Ayahnya, Reza Ornadi, menikah lagi dengan wanita ambisius bernama Vania Kartika. Dari pernikahan itu, lahirlah Cassandra, adik tiri Irene yang manis di depan semua orang, namun menyimpan ambisi gelap untuk merebut segalanya dari kakaknya, dengan bantuan ibunya yang lihai memanipulasi. Irene difitnah dan akhirnya diusir dari rumah dan perusahaan.
Irene hancur sekaligus patah hati, terlebih saat mengetahui bahwa pria yang diam-diam dicintainya, bodyguard pribadinya yang tampan dan cekatan bernama Reno ternyata jatuh cinta pada Cassandra. Pengkhianatan bertubi-tubi membuat Irene memilih menghilang.
Dalam pelariannya, Irene justru bertemu seorang pria dingin, arogan, namun karismatik bernama Alexio Dirgantara seorang bos mafia pemilik kasino terbesar di Asia Tenggara.
Ikuti perjalanan Irene menuju takdirnya
Karya ini diterbitkan atas izin NovelToon Kara_Sorin, isi konten hanyalah pandangan pribadi pembuatnya, tidak mewakili NovelToon sendiri
Percikan Darah dan Badai Peluru
Irene yang menyaksikan semua itu terpaku. Namun dalam pandangan kaburnya, ia melihat wajah pria itu dan dalam delusi yang samar ia mengira itu Reno. Reno yang diam-diam ia cintai. Reno yang dulu menjadi tempatnya berlindung.
"Reno..."
Tubuhnya bergerak sebelum pikirannya sempat mencegah. Langkah kakinya cepat. Nafasnya berat. Tapi ia terus berlari dan saat pisau itu hampir menembus punggung pria itu, Irene memeluknya dari belakang.
Pisau itu tertanam di perutnya.
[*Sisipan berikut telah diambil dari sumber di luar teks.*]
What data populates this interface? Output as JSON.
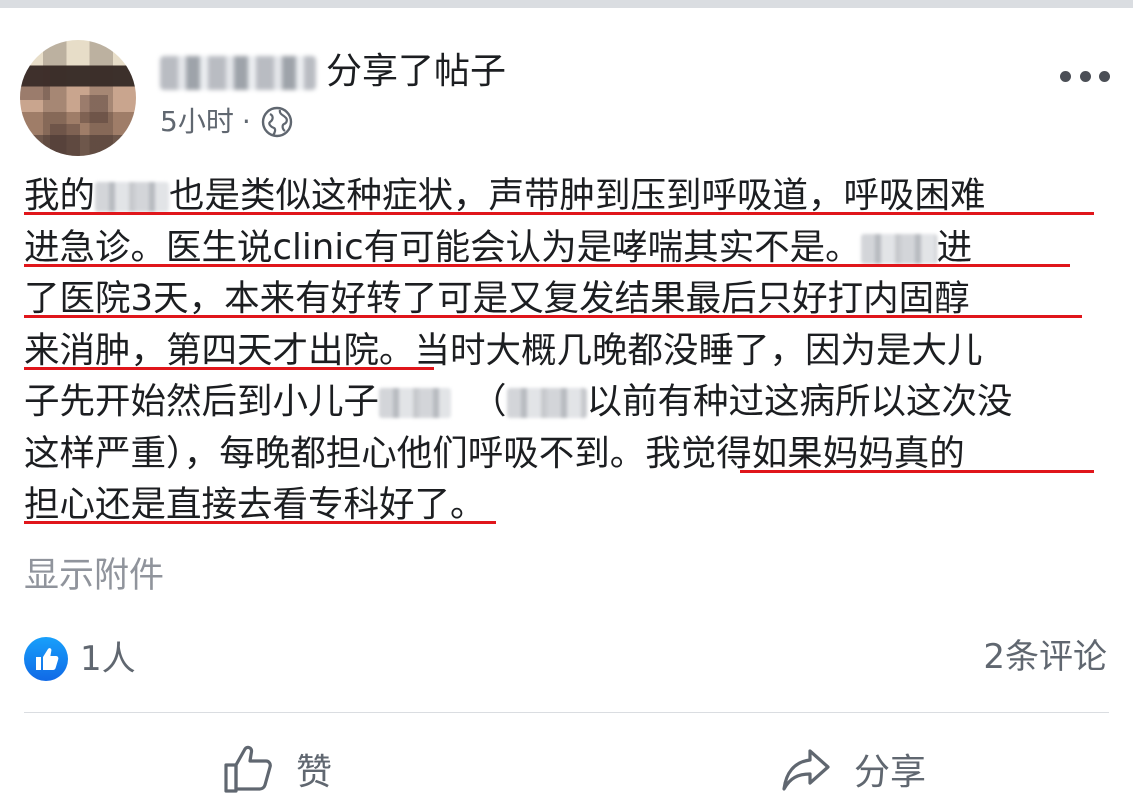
{
  "post": {
    "action": "分享了帖子",
    "time": "5小时",
    "separator": "·",
    "privacy_icon": "globe-icon",
    "more_icon": "more-options-icon",
    "lines": [
      [
        "我的",
        "也是类似这种症状，声带肿到压到呼吸道，呼吸困难"
      ],
      [
        "进急诊。医生说clinic有可能会认为是哮喘其实不是。",
        "进"
      ],
      [
        "了医院3天，本来有好转了可是又复发结果最后只好打内固醇"
      ],
      [
        "来消肿，第四天才出院。当时大概几晚都没睡了，因为是大儿"
      ],
      [
        "子先开始然后到小儿子",
        "（",
        "以前有种过这病所以这次没"
      ],
      [
        "这样严重），每晚都担心他们呼吸不到。我觉得如果妈妈真的"
      ],
      [
        "担心还是直接去看专科好了",
        "。"
      ]
    ],
    "show_attachments": "显示附件"
  },
  "reactions": {
    "like_count": "1人",
    "comment_count": "2条评论"
  },
  "actions": {
    "like": "赞",
    "share": "分享"
  },
  "colors": {
    "underline": "#e0161b",
    "like_blue": "#1877f2",
    "muted_text": "#606770"
  }
}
Waktu seakan berhenti. Tubuh Irene terhuyung, lalu jatuh dalam pelukan pria itu. Matanya setengah terbuka. Napasnya pendek.
"Re... no..."
Pria itu menatap Irene yang terkulai lemah di lengannya. Mata lelaki itu melebar, bukan karena luka yang baru saja ditimbulkan, tapi karena sosok yang kini memeluknya tanpa alasan.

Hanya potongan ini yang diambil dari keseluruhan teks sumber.